Thursday, May 21, 2015

Trail of Columbines

"The point has changed little since those early days, and the silhouettes of the islands and the vistas across the water are much the same as they have always been.  I can sit here and dream of the past, for in the fleur-de-lis is a living bridge between the voyageurs and me."
    –Sigurd Olson, from Listening Point



Red Columbine, Aquilegia Canadensis
The Red Columbine had crossed its own bridge some 10,000 to 40,000 years ago during what is called the Pleistocene.  Like a roving band of animals who continuously seek suitable habitat, the Columbine, stemming originally from Eastern Europe, spread across the Bering land bridge from what is modern day Russia down through Alaska, on into the North American continent where it can be found today along the ridge line trails here in Greens Coulee.

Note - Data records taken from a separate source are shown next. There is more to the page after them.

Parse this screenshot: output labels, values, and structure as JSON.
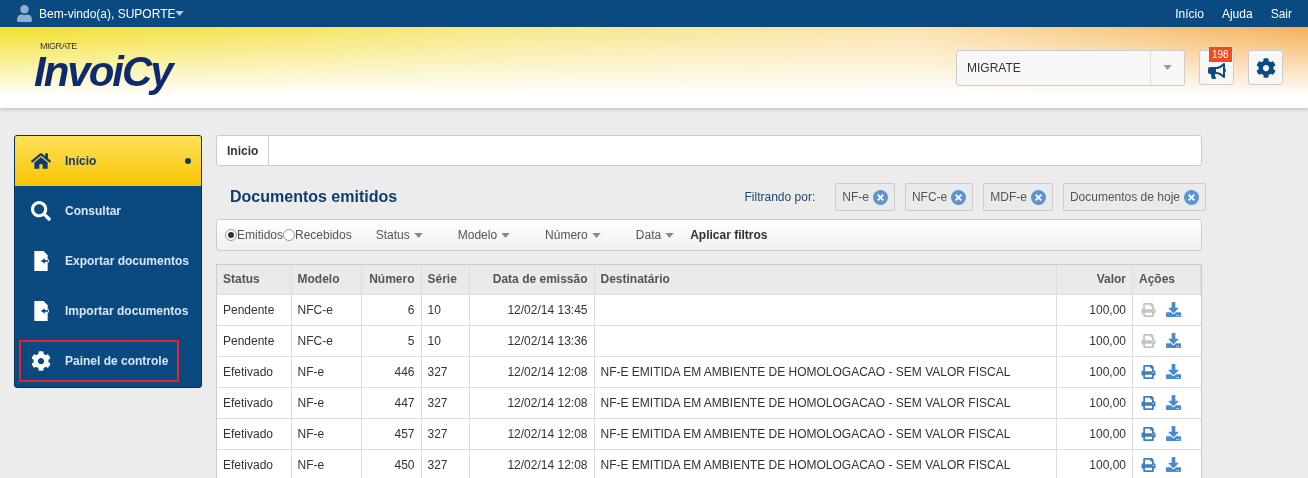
{
  "topbar": {
    "welcome": "Bem-vindo(a), SUPORTE",
    "links": [
      "Início",
      "Ajuda",
      "Sair"
    ]
  },
  "header": {
    "logo_small": "MIGRATE",
    "logo": "InvoiCy",
    "company_select": {
      "value": "MIGRATE"
    },
    "notifications": {
      "count": "198"
    }
  },
  "sidebar": {
    "items": [
      {
        "label": "Início",
        "kind": "home",
        "selected": true,
        "highlighted": false
      },
      {
        "label": "Consultar",
        "kind": "search",
        "selected": false,
        "highlighted": false
      },
      {
        "label": "Exportar documentos",
        "kind": "export",
        "selected": false,
        "highlighted": false
      },
      {
        "label": "Importar documentos",
        "kind": "import",
        "selected": false,
        "highlighted": false
      },
      {
        "label": "Painel de controle",
        "kind": "gear",
        "selected": false,
        "highlighted": true
      }
    ]
  },
  "breadcrumb": "Inicio",
  "title": "Documentos emitidos",
  "filters": {
    "label": "Filtrando por:",
    "tags": [
      "NF-e",
      "NFC-e",
      "MDF-e",
      "Documentos de hoje"
    ]
  },
  "toolbar": {
    "radios": [
      {
        "label": "Emitidos",
        "selected": true
      },
      {
        "label": "Recebidos",
        "selected": false
      }
    ],
    "dropdowns": [
      "Status",
      "Modelo",
      "Número",
      "Data"
    ],
    "apply": "Aplicar filtros"
  },
  "table": {
    "columns": [
      "Status",
      "Modelo",
      "Número",
      "Série",
      "Data de emissão",
      "Destinatário",
      "Valor",
      "Ações"
    ],
    "rows": [
      {
        "cells": [
          "Pendente",
          "NFC-e",
          "6",
          "10",
          "12/02/14 13:45",
          "",
          "100,00"
        ],
        "print_enabled": false
      },
      {
        "cells": [
          "Pendente",
          "NFC-e",
          "5",
          "10",
          "12/02/14 13:36",
          "",
          "100,00"
        ],
        "print_enabled": false
      },
      {
        "cells": [
          "Efetivado",
          "NF-e",
          "446",
          "327",
          "12/02/14 12:08",
          "NF-E EMITIDA EM AMBIENTE DE HOMOLOGACAO - SEM VALOR FISCAL",
          "100,00"
        ],
        "print_enabled": true
      },
      {
        "cells": [
          "Efetivado",
          "NF-e",
          "447",
          "327",
          "12/02/14 12:08",
          "NF-E EMITIDA EM AMBIENTE DE HOMOLOGACAO - SEM VALOR FISCAL",
          "100,00"
        ],
        "print_enabled": true
      },
      {
        "cells": [
          "Efetivado",
          "NF-e",
          "457",
          "327",
          "12/02/14 12:08",
          "NF-E EMITIDA EM AMBIENTE DE HOMOLOGACAO - SEM VALOR FISCAL",
          "100,00"
        ],
        "print_enabled": true
      },
      {
        "cells": [
          "Efetivado",
          "NF-e",
          "450",
          "327",
          "12/02/14 12:08",
          "NF-E EMITIDA EM AMBIENTE DE HOMOLOGACAO - SEM VALOR FISCAL",
          "100,00"
        ],
        "print_enabled": true
      }
    ]
  }
}
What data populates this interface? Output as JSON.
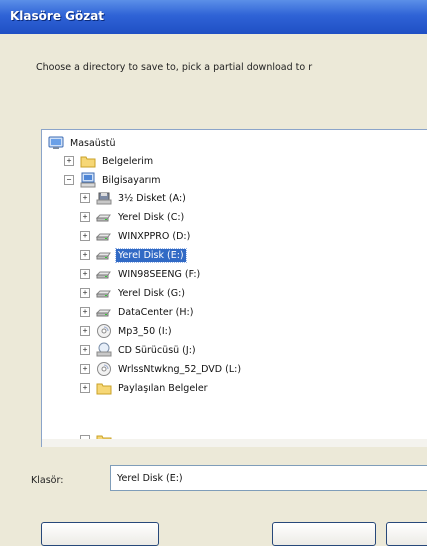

End of Loggers Loop Trail, Greens Coulee Park Trails
Enwrapped as we are by these networks of coulees that used to be nearly all farming, it takes little time to move from the modern world to that of the past, the voyage of time Olson describes above.  This is the story for a majority of the La Crosse area: neighborhoods need look little further than over their collective shoulders to see the bluffs, their foothills, and relics of connected fields, to see living


history.  For Olson, his transformative moments occurred over and over again as he took canoe and paddle out onto the great northern lakes surrounding his shack at Listening Point.  As he felt the connection to the robust French Voyageurs of old, – cusping his hand-carved paddle, gliding over the mostly unchanged crystal waters – and spotting the fleur-de-lis flower as a reminder of French descent, we might find in the vision of a columbine the toil of the farmer as she stakes out a fencepost or he herds the dairy cow back down the lush green grazing slope, a log held over his shoulder for the night's dinner fire.